Bidders are highly motivated to do well: to submit, on time, a compliant proposal that will score well and offer the lowest price they can. So why don’t they do better? A major reason is the complexity of bid documents.  Simpler documents will lead to fewer questions during the process, and to better responses at the end of the process, where “better” means closer to the requirement, easier to evaluate, and more competitively priced. Herewith, three specific examples of one practical suggestion for keeping it simple.

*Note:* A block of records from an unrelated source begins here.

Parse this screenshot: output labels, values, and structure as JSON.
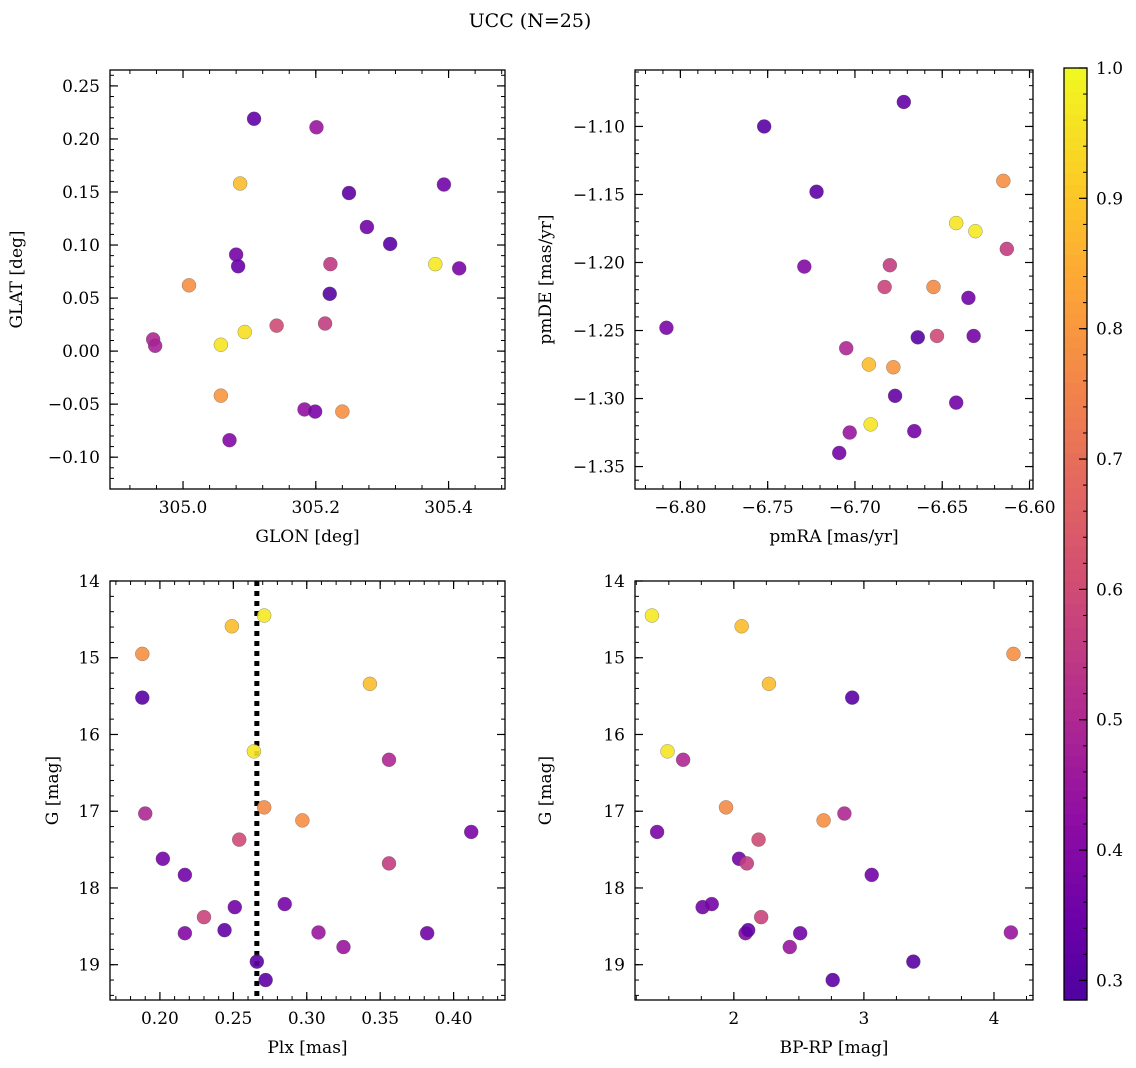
{
  "title": "UCC (N=25)",
  "colors": {
    "colormap": "plasma",
    "point_edge": "#555555",
    "threshold_line": "#000000"
  },
  "chart_data": [
    {
      "type": "scatter",
      "id": "glon-glat",
      "xlabel": "GLON [deg]",
      "ylabel": "GLAT [deg]",
      "xlim": [
        304.89,
        305.485
      ],
      "ylim": [
        -0.13,
        0.265
      ],
      "xticks": [
        305.0,
        305.2,
        305.4
      ],
      "xtick_labels": [
        "305.0",
        "305.2",
        "305.4"
      ],
      "yticks": [
        -0.1,
        -0.05,
        0.0,
        0.05,
        0.1,
        0.15,
        0.2,
        0.25
      ],
      "ytick_labels": [
        "−0.10",
        "−0.05",
        "0.00",
        "0.05",
        "0.10",
        "0.15",
        "0.20",
        "0.25"
      ],
      "y_inverted": false,
      "points": [
        {
          "x": 305.107,
          "y": 0.219,
          "c": 0.33
        },
        {
          "x": 305.201,
          "y": 0.211,
          "c": 0.45
        },
        {
          "x": 305.086,
          "y": 0.158,
          "c": 0.88
        },
        {
          "x": 305.25,
          "y": 0.149,
          "c": 0.32
        },
        {
          "x": 305.393,
          "y": 0.157,
          "c": 0.36
        },
        {
          "x": 305.277,
          "y": 0.117,
          "c": 0.36
        },
        {
          "x": 305.312,
          "y": 0.101,
          "c": 0.31
        },
        {
          "x": 305.08,
          "y": 0.091,
          "c": 0.37
        },
        {
          "x": 305.083,
          "y": 0.08,
          "c": 0.34
        },
        {
          "x": 305.222,
          "y": 0.082,
          "c": 0.55
        },
        {
          "x": 305.38,
          "y": 0.082,
          "c": 0.97
        },
        {
          "x": 305.416,
          "y": 0.078,
          "c": 0.38
        },
        {
          "x": 305.009,
          "y": 0.062,
          "c": 0.78
        },
        {
          "x": 305.221,
          "y": 0.054,
          "c": 0.3
        },
        {
          "x": 305.141,
          "y": 0.024,
          "c": 0.6
        },
        {
          "x": 305.214,
          "y": 0.026,
          "c": 0.56
        },
        {
          "x": 305.093,
          "y": 0.018,
          "c": 0.95
        },
        {
          "x": 304.955,
          "y": 0.011,
          "c": 0.5
        },
        {
          "x": 304.958,
          "y": 0.005,
          "c": 0.48
        },
        {
          "x": 305.057,
          "y": 0.006,
          "c": 0.96
        },
        {
          "x": 305.057,
          "y": -0.042,
          "c": 0.8
        },
        {
          "x": 305.183,
          "y": -0.055,
          "c": 0.43
        },
        {
          "x": 305.199,
          "y": -0.057,
          "c": 0.38
        },
        {
          "x": 305.24,
          "y": -0.057,
          "c": 0.78
        },
        {
          "x": 305.07,
          "y": -0.084,
          "c": 0.4
        }
      ]
    },
    {
      "type": "scatter",
      "id": "pmra-pmde",
      "xlabel": "pmRA [mas/yr]",
      "ylabel": "pmDE [mas/yr]",
      "xlim": [
        -6.826,
        -6.598
      ],
      "ylim": [
        -1.3665,
        -1.0585
      ],
      "xticks": [
        -6.8,
        -6.75,
        -6.7,
        -6.65,
        -6.6
      ],
      "xtick_labels": [
        "−6.80",
        "−6.75",
        "−6.70",
        "−6.65",
        "−6.60"
      ],
      "yticks": [
        -1.35,
        -1.3,
        -1.25,
        -1.2,
        -1.15,
        -1.1
      ],
      "ytick_labels": [
        "−1.35",
        "−1.30",
        "−1.25",
        "−1.20",
        "−1.15",
        "−1.10"
      ],
      "y_inverted": false,
      "points": [
        {
          "x": -6.672,
          "y": -1.082,
          "c": 0.33
        },
        {
          "x": -6.752,
          "y": -1.1,
          "c": 0.31
        },
        {
          "x": -6.722,
          "y": -1.148,
          "c": 0.32
        },
        {
          "x": -6.615,
          "y": -1.14,
          "c": 0.78
        },
        {
          "x": -6.642,
          "y": -1.171,
          "c": 0.96
        },
        {
          "x": -6.631,
          "y": -1.177,
          "c": 0.97
        },
        {
          "x": -6.613,
          "y": -1.19,
          "c": 0.56
        },
        {
          "x": -6.729,
          "y": -1.203,
          "c": 0.4
        },
        {
          "x": -6.68,
          "y": -1.202,
          "c": 0.56
        },
        {
          "x": -6.683,
          "y": -1.218,
          "c": 0.58
        },
        {
          "x": -6.655,
          "y": -1.218,
          "c": 0.77
        },
        {
          "x": -6.635,
          "y": -1.226,
          "c": 0.36
        },
        {
          "x": -6.808,
          "y": -1.248,
          "c": 0.38
        },
        {
          "x": -6.664,
          "y": -1.255,
          "c": 0.31
        },
        {
          "x": -6.653,
          "y": -1.254,
          "c": 0.6
        },
        {
          "x": -6.632,
          "y": -1.254,
          "c": 0.37
        },
        {
          "x": -6.705,
          "y": -1.263,
          "c": 0.5
        },
        {
          "x": -6.692,
          "y": -1.275,
          "c": 0.88
        },
        {
          "x": -6.678,
          "y": -1.277,
          "c": 0.8
        },
        {
          "x": -6.677,
          "y": -1.298,
          "c": 0.33
        },
        {
          "x": -6.642,
          "y": -1.303,
          "c": 0.36
        },
        {
          "x": -6.691,
          "y": -1.319,
          "c": 0.96
        },
        {
          "x": -6.666,
          "y": -1.324,
          "c": 0.37
        },
        {
          "x": -6.703,
          "y": -1.325,
          "c": 0.45
        },
        {
          "x": -6.709,
          "y": -1.34,
          "c": 0.37
        }
      ]
    },
    {
      "type": "scatter",
      "id": "plx-g",
      "xlabel": "Plx [mas]",
      "ylabel": "G [mag]",
      "xlim": [
        0.166,
        0.435
      ],
      "ylim": [
        14.0,
        19.46
      ],
      "xticks": [
        0.2,
        0.25,
        0.3,
        0.35,
        0.4
      ],
      "xtick_labels": [
        "0.20",
        "0.25",
        "0.30",
        "0.35",
        "0.40"
      ],
      "yticks": [
        14,
        15,
        16,
        17,
        18,
        19
      ],
      "ytick_labels": [
        "14",
        "15",
        "16",
        "17",
        "18",
        "19"
      ],
      "y_inverted": true,
      "vline_x": 0.266,
      "points": [
        {
          "x": 0.271,
          "y": 14.45,
          "c": 0.97
        },
        {
          "x": 0.249,
          "y": 14.59,
          "c": 0.88
        },
        {
          "x": 0.188,
          "y": 14.95,
          "c": 0.78
        },
        {
          "x": 0.343,
          "y": 15.34,
          "c": 0.88
        },
        {
          "x": 0.188,
          "y": 15.52,
          "c": 0.31
        },
        {
          "x": 0.264,
          "y": 16.22,
          "c": 0.96
        },
        {
          "x": 0.356,
          "y": 16.33,
          "c": 0.5
        },
        {
          "x": 0.271,
          "y": 16.95,
          "c": 0.77
        },
        {
          "x": 0.297,
          "y": 17.12,
          "c": 0.78
        },
        {
          "x": 0.19,
          "y": 17.03,
          "c": 0.5
        },
        {
          "x": 0.412,
          "y": 17.27,
          "c": 0.38
        },
        {
          "x": 0.254,
          "y": 17.37,
          "c": 0.6
        },
        {
          "x": 0.202,
          "y": 17.62,
          "c": 0.37
        },
        {
          "x": 0.356,
          "y": 17.68,
          "c": 0.56
        },
        {
          "x": 0.217,
          "y": 17.83,
          "c": 0.36
        },
        {
          "x": 0.251,
          "y": 18.25,
          "c": 0.36
        },
        {
          "x": 0.285,
          "y": 18.21,
          "c": 0.37
        },
        {
          "x": 0.23,
          "y": 18.38,
          "c": 0.58
        },
        {
          "x": 0.217,
          "y": 18.59,
          "c": 0.4
        },
        {
          "x": 0.244,
          "y": 18.55,
          "c": 0.33
        },
        {
          "x": 0.308,
          "y": 18.58,
          "c": 0.45
        },
        {
          "x": 0.325,
          "y": 18.77,
          "c": 0.45
        },
        {
          "x": 0.382,
          "y": 18.59,
          "c": 0.36
        },
        {
          "x": 0.266,
          "y": 18.96,
          "c": 0.31
        },
        {
          "x": 0.272,
          "y": 19.2,
          "c": 0.32
        }
      ]
    },
    {
      "type": "scatter",
      "id": "bprp-g",
      "xlabel": "BP-RP [mag]",
      "ylabel": "G [mag]",
      "xlim": [
        1.24,
        4.3
      ],
      "ylim": [
        14.0,
        19.46
      ],
      "xticks": [
        2,
        3,
        4
      ],
      "xtick_labels": [
        "2",
        "3",
        "4"
      ],
      "yticks": [
        14,
        15,
        16,
        17,
        18,
        19
      ],
      "ytick_labels": [
        "14",
        "15",
        "16",
        "17",
        "18",
        "19"
      ],
      "y_inverted": true,
      "points": [
        {
          "x": 1.37,
          "y": 14.45,
          "c": 0.97
        },
        {
          "x": 2.06,
          "y": 14.59,
          "c": 0.88
        },
        {
          "x": 4.15,
          "y": 14.95,
          "c": 0.78
        },
        {
          "x": 2.27,
          "y": 15.34,
          "c": 0.88
        },
        {
          "x": 2.91,
          "y": 15.52,
          "c": 0.31
        },
        {
          "x": 1.49,
          "y": 16.22,
          "c": 0.96
        },
        {
          "x": 1.61,
          "y": 16.33,
          "c": 0.5
        },
        {
          "x": 1.94,
          "y": 16.95,
          "c": 0.77
        },
        {
          "x": 2.69,
          "y": 17.12,
          "c": 0.78
        },
        {
          "x": 2.85,
          "y": 17.03,
          "c": 0.5
        },
        {
          "x": 1.41,
          "y": 17.27,
          "c": 0.38
        },
        {
          "x": 2.19,
          "y": 17.37,
          "c": 0.6
        },
        {
          "x": 2.04,
          "y": 17.62,
          "c": 0.37
        },
        {
          "x": 2.1,
          "y": 17.68,
          "c": 0.56
        },
        {
          "x": 3.06,
          "y": 17.83,
          "c": 0.36
        },
        {
          "x": 1.76,
          "y": 18.25,
          "c": 0.36
        },
        {
          "x": 1.83,
          "y": 18.21,
          "c": 0.37
        },
        {
          "x": 2.21,
          "y": 18.38,
          "c": 0.58
        },
        {
          "x": 2.09,
          "y": 18.59,
          "c": 0.4
        },
        {
          "x": 2.11,
          "y": 18.55,
          "c": 0.33
        },
        {
          "x": 2.51,
          "y": 18.59,
          "c": 0.36
        },
        {
          "x": 2.43,
          "y": 18.77,
          "c": 0.45
        },
        {
          "x": 4.13,
          "y": 18.58,
          "c": 0.45
        },
        {
          "x": 3.38,
          "y": 18.96,
          "c": 0.31
        },
        {
          "x": 2.76,
          "y": 19.2,
          "c": 0.32
        }
      ]
    }
  ],
  "colorbar": {
    "colormap": "plasma",
    "min": 0.285,
    "max": 1.0,
    "ticks": [
      0.3,
      0.4,
      0.5,
      0.6,
      0.7,
      0.8,
      0.9,
      1.0
    ],
    "tick_labels": [
      "0.3",
      "0.4",
      "0.5",
      "0.6",
      "0.7",
      "0.8",
      "0.9",
      "1.0"
    ]
  }
}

This week’s advice can be summed up in two words: Get visual.

Use a Picture

Schedules are best communicated visually. To ensure your schedule is feasible, lay out the dates or durations on a timeline. To ensure it’s clear, name the milestones and periods/stages, and then remove any terminology variants from the document.

Use a Form

When you want data, not lengthy narrative, design a simple form for bidders to populate. Whether it’s details on experience, or equipment/product specifications, a form helps ensure that answers are complete, and simplifies both the bidder’s job in organizing the information, and the evaluator’s job in assessing it.

Use a Spreadsheet for Bidder Questions

Give bidders a spreadsheet to submit questions. That gathers all the necessary information in a standard format, allowing you to easily combine questions from different bidders, and saving bidders the bother of designing a readable format.



 

This post is based on an article I wrote for the National Institute of Government Purchasing, Canada West Chapter.